RAL Tier1 weekly operations castor 01/07/2013

From GridPP Wiki
Jump to: navigation, search

Operations News

  • CASTOR 2.1.13-9 NS upgrade scheduled for Wednesday 2013/07/03.
  • All Puppet clients now upgraded to 2.7.22.

Operations Problems

  • Callout on Thursday evening - high CPU usage by diskmanagerd on gdss611. This was resolved as not being a CASTOR issue, the actual cause appeared to be a load spike coupled with a lack of irqbalance on some disk servers.
  • Callout early on Friday morning - stagerd started to cause swapping on the ATLAS stager.

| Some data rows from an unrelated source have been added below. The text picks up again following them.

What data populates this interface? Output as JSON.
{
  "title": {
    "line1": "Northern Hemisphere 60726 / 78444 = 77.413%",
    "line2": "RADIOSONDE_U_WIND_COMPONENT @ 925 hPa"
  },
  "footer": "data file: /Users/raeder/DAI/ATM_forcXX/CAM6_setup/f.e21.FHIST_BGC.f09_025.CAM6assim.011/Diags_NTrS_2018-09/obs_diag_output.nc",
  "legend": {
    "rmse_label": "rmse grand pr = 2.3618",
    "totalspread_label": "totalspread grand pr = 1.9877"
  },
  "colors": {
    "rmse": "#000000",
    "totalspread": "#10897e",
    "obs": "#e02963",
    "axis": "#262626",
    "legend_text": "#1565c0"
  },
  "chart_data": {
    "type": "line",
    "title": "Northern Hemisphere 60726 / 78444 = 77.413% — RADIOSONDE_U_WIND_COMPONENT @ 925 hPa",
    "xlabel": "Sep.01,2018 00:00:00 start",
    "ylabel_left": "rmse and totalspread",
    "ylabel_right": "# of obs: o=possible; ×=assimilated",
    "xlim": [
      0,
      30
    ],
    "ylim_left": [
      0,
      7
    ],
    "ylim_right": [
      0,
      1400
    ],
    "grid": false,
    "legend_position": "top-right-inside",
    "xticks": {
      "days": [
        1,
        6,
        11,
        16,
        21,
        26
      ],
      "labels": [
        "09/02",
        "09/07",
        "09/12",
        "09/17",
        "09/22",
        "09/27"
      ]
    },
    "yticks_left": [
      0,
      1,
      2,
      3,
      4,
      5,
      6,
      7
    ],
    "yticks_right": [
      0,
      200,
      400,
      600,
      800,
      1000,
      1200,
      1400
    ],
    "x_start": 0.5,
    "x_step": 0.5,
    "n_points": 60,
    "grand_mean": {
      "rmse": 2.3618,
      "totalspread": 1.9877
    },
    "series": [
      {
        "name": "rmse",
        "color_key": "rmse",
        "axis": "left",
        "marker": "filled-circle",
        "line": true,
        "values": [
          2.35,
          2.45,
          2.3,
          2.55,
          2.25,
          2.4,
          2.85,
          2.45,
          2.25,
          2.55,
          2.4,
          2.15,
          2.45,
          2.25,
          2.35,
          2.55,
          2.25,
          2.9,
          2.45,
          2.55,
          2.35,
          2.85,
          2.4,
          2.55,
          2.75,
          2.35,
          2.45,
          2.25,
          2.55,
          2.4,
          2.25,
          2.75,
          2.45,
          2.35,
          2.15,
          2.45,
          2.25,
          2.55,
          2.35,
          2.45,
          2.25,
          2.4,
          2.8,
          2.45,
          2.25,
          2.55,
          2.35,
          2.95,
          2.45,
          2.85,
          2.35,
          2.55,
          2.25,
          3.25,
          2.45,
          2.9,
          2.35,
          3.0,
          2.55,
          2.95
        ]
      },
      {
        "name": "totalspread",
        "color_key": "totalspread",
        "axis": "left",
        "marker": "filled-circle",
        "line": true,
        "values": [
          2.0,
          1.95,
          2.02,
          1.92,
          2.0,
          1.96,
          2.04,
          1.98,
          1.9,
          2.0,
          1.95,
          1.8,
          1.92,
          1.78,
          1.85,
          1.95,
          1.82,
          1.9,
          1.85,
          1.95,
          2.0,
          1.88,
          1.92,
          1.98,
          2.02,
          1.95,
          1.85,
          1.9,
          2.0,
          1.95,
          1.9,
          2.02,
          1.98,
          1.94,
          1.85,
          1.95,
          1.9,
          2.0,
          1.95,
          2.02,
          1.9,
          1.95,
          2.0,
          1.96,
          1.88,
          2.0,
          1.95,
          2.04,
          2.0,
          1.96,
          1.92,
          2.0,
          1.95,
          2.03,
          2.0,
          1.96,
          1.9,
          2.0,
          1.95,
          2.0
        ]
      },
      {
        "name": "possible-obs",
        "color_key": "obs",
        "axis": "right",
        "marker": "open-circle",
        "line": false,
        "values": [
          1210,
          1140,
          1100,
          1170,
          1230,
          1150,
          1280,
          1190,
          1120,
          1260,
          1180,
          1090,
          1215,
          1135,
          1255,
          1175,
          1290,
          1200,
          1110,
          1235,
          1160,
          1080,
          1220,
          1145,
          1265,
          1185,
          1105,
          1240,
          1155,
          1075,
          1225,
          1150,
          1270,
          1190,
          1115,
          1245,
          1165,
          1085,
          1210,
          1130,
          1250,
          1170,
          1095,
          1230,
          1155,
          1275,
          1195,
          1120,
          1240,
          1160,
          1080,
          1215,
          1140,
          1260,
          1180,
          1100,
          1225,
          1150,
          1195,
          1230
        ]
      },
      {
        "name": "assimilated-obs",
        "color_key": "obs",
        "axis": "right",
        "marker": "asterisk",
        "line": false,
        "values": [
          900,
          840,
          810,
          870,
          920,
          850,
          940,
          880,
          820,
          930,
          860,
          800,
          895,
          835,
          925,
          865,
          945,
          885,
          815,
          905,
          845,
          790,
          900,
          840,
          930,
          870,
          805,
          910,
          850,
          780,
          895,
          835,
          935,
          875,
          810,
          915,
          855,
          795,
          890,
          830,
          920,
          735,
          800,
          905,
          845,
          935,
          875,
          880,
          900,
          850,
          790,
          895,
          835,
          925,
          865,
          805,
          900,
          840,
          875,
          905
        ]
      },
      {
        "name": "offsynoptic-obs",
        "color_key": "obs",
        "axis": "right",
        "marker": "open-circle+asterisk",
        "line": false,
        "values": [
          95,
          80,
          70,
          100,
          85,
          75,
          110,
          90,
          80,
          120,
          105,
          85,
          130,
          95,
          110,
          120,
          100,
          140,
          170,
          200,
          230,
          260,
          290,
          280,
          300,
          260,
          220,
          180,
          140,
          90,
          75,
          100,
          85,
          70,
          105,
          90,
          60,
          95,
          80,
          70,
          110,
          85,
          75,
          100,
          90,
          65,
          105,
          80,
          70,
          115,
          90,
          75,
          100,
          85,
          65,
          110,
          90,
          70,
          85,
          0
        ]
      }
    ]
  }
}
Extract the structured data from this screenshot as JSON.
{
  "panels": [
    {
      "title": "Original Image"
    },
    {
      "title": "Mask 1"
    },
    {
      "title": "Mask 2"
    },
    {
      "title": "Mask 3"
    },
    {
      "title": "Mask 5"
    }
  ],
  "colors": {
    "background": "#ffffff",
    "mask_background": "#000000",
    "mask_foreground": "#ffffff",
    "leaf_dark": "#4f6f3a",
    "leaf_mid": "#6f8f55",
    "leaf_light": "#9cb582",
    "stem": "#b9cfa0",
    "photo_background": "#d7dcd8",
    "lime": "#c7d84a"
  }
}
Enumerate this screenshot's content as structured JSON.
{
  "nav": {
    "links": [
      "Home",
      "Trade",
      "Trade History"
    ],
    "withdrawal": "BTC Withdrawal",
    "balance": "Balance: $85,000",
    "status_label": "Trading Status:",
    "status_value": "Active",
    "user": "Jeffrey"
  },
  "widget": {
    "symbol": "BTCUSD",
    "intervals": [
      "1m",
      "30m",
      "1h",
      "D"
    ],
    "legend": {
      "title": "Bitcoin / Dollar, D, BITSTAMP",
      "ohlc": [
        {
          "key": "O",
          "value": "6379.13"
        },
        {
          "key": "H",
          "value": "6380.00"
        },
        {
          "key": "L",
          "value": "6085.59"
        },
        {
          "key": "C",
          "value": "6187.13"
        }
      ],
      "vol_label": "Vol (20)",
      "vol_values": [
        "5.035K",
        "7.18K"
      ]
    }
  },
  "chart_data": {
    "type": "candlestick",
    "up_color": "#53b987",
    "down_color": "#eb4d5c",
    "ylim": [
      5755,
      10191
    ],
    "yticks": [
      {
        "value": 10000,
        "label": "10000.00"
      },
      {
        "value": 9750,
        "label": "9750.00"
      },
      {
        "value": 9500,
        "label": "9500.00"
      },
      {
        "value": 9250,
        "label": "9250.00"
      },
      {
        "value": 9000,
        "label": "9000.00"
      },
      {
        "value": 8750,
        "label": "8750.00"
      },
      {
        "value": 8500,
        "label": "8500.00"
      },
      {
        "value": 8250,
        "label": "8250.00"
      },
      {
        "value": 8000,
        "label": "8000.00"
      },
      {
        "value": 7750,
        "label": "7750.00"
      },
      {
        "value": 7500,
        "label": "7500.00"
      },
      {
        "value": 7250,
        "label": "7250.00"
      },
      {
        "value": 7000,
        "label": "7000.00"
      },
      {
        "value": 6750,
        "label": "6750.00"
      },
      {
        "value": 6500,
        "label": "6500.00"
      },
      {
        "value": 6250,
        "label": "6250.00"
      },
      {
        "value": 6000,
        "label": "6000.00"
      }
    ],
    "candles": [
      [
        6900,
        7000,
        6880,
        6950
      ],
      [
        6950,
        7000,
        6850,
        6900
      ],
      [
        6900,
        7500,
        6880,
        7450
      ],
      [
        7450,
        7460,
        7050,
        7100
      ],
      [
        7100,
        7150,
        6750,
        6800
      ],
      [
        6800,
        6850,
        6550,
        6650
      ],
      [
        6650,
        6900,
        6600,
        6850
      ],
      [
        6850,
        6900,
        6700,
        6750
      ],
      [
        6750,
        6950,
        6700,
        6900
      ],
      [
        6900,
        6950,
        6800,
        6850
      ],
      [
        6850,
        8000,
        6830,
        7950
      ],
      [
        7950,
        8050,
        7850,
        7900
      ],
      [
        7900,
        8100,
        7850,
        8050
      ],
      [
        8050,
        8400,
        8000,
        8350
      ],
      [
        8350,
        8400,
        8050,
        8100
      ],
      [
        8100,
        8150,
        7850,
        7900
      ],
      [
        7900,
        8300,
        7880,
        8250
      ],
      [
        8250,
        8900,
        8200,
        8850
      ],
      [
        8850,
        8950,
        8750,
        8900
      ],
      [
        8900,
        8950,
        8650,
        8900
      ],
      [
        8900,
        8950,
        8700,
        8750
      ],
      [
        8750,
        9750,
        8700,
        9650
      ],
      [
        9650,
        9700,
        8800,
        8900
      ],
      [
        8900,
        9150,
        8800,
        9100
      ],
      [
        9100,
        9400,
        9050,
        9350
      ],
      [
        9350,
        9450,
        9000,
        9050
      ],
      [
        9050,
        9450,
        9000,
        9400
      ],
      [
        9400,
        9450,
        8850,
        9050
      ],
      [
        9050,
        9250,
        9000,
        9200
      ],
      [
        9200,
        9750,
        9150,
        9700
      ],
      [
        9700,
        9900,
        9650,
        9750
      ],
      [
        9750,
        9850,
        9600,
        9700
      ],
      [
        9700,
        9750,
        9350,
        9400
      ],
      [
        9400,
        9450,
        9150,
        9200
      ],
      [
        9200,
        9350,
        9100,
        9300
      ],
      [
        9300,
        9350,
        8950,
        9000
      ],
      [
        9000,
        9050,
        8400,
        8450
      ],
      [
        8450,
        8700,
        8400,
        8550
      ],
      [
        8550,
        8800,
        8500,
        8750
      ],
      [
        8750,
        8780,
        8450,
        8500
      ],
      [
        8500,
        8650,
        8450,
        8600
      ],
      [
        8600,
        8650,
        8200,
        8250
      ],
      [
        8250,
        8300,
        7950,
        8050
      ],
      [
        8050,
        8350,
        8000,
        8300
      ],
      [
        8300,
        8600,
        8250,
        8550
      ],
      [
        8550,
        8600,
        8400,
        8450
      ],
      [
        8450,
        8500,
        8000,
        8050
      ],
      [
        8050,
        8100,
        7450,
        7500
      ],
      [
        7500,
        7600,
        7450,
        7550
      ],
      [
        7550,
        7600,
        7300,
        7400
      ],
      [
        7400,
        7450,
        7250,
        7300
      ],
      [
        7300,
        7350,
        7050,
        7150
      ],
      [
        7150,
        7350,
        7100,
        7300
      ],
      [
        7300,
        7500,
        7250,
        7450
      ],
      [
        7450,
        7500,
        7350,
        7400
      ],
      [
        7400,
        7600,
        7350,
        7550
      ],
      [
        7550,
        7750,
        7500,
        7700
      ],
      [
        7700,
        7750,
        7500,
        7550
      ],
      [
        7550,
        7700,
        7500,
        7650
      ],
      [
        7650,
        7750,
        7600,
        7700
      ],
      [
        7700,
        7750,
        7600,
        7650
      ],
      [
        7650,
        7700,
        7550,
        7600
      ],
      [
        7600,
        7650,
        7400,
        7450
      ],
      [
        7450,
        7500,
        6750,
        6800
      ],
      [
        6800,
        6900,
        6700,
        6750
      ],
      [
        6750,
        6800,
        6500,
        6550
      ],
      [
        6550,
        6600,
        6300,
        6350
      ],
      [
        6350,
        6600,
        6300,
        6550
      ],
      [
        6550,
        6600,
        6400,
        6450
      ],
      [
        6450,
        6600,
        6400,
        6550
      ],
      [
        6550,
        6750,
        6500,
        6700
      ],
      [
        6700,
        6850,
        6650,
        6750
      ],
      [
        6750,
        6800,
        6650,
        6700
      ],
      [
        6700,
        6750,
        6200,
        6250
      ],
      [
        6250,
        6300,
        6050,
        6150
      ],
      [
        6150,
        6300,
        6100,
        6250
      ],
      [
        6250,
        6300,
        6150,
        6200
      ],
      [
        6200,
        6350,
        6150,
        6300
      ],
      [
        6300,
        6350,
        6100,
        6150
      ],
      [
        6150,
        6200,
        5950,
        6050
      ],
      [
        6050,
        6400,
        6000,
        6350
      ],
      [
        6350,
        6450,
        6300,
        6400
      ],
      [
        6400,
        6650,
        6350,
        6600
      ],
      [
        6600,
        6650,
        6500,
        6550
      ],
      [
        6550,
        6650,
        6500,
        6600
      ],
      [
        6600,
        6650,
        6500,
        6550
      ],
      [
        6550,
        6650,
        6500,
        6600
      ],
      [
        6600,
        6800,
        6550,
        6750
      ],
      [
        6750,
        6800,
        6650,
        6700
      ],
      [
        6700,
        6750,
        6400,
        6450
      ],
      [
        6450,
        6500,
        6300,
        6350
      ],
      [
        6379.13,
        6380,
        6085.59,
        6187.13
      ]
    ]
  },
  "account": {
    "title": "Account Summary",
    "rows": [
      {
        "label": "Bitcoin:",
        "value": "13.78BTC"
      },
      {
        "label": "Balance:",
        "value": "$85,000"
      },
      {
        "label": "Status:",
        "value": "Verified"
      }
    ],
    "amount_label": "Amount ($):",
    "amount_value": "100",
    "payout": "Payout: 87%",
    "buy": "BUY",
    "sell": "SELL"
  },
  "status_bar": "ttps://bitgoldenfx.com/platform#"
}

Restarting the daemon solved the immediate issue, but the cause is undetermined and needs further investigation.

Blocking Issues

  • none

Planned, Scheduled and Cancelled Interventions

Entries in/planned to go to GOCDB

2.1.13-9-2 name server upgrade on Wednesday.

Advanced Planning

Tasks

  • None

Interventions

  • Upgrade central services (NS,CUPV,VDQM) from 2.1.11-9 to 2.1.13-9
  • Upgrade stagers from 2.1.12 to 2.1.13

Staffing

  • Castor on Call person
    • Matt
  • Staff absence/out of the office:
    • None